Third State: Special Companionship

It is good companionship with someone (aside from the generality of Islām) who relates to you especially.

Friends

True friendship is rooted in faith in Allah and the Last Day, with love for the sake of Allah. This love has two levels:

  • The first level is loving someone for the benefit they bring in the afterlife.
  • The second, higher level, is loving someone purely because they are beloved to Allah and love Him without worldly or afterlife-related interest. Such love also includes disliking those who disobey Allah and oppose His commands.

Complete friend's duties:

  • Duty 1: Fulfill the needs of your friend.
  • Duty 2: Support them verbally.
  • Duty 3: Refrain from mentioning things they may dislike unless it's necessary to promote good or prevent harm.
  • Duty 4: Speak up when it is beneficial for them.
  • Duty 5: Supplicate for them in life and after death, praying for them as you would for yourself.
  • Duty 6: Be loyal and sincere.
  • Duty 7: Avoid burdening your friend unnecessarily; do not exploit their resources or status.

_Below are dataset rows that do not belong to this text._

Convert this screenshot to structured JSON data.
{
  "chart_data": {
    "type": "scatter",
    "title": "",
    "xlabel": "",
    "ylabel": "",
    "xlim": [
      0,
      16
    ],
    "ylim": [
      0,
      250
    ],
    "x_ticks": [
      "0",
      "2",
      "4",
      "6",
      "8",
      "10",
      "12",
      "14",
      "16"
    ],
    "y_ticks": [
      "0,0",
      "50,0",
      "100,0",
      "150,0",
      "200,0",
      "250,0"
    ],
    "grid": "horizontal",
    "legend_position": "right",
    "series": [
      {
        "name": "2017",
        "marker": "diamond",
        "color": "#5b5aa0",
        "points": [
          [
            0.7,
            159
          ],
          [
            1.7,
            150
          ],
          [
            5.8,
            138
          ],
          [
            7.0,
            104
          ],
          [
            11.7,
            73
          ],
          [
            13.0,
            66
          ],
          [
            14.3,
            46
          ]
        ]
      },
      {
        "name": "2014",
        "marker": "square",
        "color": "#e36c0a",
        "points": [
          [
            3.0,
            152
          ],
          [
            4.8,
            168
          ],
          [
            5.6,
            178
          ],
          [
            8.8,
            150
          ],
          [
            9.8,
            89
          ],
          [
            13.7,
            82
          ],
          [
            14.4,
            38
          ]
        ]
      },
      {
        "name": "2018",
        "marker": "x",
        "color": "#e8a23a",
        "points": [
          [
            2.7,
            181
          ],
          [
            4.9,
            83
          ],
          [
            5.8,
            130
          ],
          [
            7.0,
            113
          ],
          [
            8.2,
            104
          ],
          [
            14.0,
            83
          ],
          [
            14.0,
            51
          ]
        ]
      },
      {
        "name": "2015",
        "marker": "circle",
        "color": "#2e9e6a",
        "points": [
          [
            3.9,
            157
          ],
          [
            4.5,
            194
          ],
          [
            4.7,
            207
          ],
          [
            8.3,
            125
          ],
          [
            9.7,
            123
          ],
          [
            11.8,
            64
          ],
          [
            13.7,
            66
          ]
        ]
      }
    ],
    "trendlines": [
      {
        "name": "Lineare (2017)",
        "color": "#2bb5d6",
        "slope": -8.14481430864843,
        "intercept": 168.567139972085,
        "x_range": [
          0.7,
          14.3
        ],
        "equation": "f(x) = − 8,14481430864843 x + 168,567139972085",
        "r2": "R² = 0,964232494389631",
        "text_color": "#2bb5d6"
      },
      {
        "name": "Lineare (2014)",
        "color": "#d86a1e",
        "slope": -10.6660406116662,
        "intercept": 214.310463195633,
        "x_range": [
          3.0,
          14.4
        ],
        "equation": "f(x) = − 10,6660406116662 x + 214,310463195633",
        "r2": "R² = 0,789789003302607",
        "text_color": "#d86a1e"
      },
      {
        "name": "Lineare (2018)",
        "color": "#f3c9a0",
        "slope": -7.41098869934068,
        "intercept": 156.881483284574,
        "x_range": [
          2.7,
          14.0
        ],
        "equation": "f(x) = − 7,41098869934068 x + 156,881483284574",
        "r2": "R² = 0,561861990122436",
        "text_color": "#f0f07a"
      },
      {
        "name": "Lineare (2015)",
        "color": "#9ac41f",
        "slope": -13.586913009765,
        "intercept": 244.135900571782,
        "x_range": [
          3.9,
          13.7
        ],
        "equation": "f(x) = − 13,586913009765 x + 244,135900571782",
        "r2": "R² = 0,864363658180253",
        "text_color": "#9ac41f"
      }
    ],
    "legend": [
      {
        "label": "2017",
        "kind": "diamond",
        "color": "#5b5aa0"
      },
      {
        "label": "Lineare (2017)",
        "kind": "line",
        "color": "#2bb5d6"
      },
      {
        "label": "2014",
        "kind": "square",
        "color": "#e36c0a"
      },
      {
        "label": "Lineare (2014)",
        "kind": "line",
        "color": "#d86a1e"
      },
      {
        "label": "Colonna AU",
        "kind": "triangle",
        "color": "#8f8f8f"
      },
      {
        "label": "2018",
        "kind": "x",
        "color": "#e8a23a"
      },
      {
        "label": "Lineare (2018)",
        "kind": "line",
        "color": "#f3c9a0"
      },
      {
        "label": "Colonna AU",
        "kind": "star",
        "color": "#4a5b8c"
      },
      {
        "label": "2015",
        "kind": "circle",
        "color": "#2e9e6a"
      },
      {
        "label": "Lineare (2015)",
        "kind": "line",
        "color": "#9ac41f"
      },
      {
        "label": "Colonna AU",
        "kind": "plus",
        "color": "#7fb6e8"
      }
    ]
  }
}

Remember the mirror analogy: "A Muslim to a Muslim is like a mirror":

  • A mirror reflects honestly without distortion.
  • It reveals flaws gently, allowing one to improve without causing harm.
  • It is objective and shows both good and bad, so a friend should compliment the good and kindly point out the bad.
  • A mirror keeps what it sees private; similarly, a friend should protect their friend's faults from others.
  • The closer you get to a mirror, the more details are visible. Likewise, a closer friendship allows for deeper honesty and understanding.

Neighbor

The Rights of the Neighbor (haquq al-jar): A neighbor is entitled to greater rights than those typically due to a fellow Muslim. This elevated right emphasizes the importance of neighborly kindness and consideration. The right of neighborliness extends beyond simply avoiding harm. It includes:

  • Enduring any harm from them with patience and responding with kindness.
  • Showing gentleness and initiating acts of goodwill.
  • Greeting them first, avoiding lengthy conversations that may burden them, visiting them when ill, consoling them during hardship, and congratulating them during times of happiness.
  • Overlooking their faults, avoiding peering into their home, refraining from causing disturbances (such as hammering nails into a shared wall), and respecting shared spaces by not directing water or dust into their property.
  • Avoiding curiosity about what they bring home, concealing their shortcomings, refraining from eavesdropping, lowering one's gaze when near their household, and providing for their family's needs in their absence.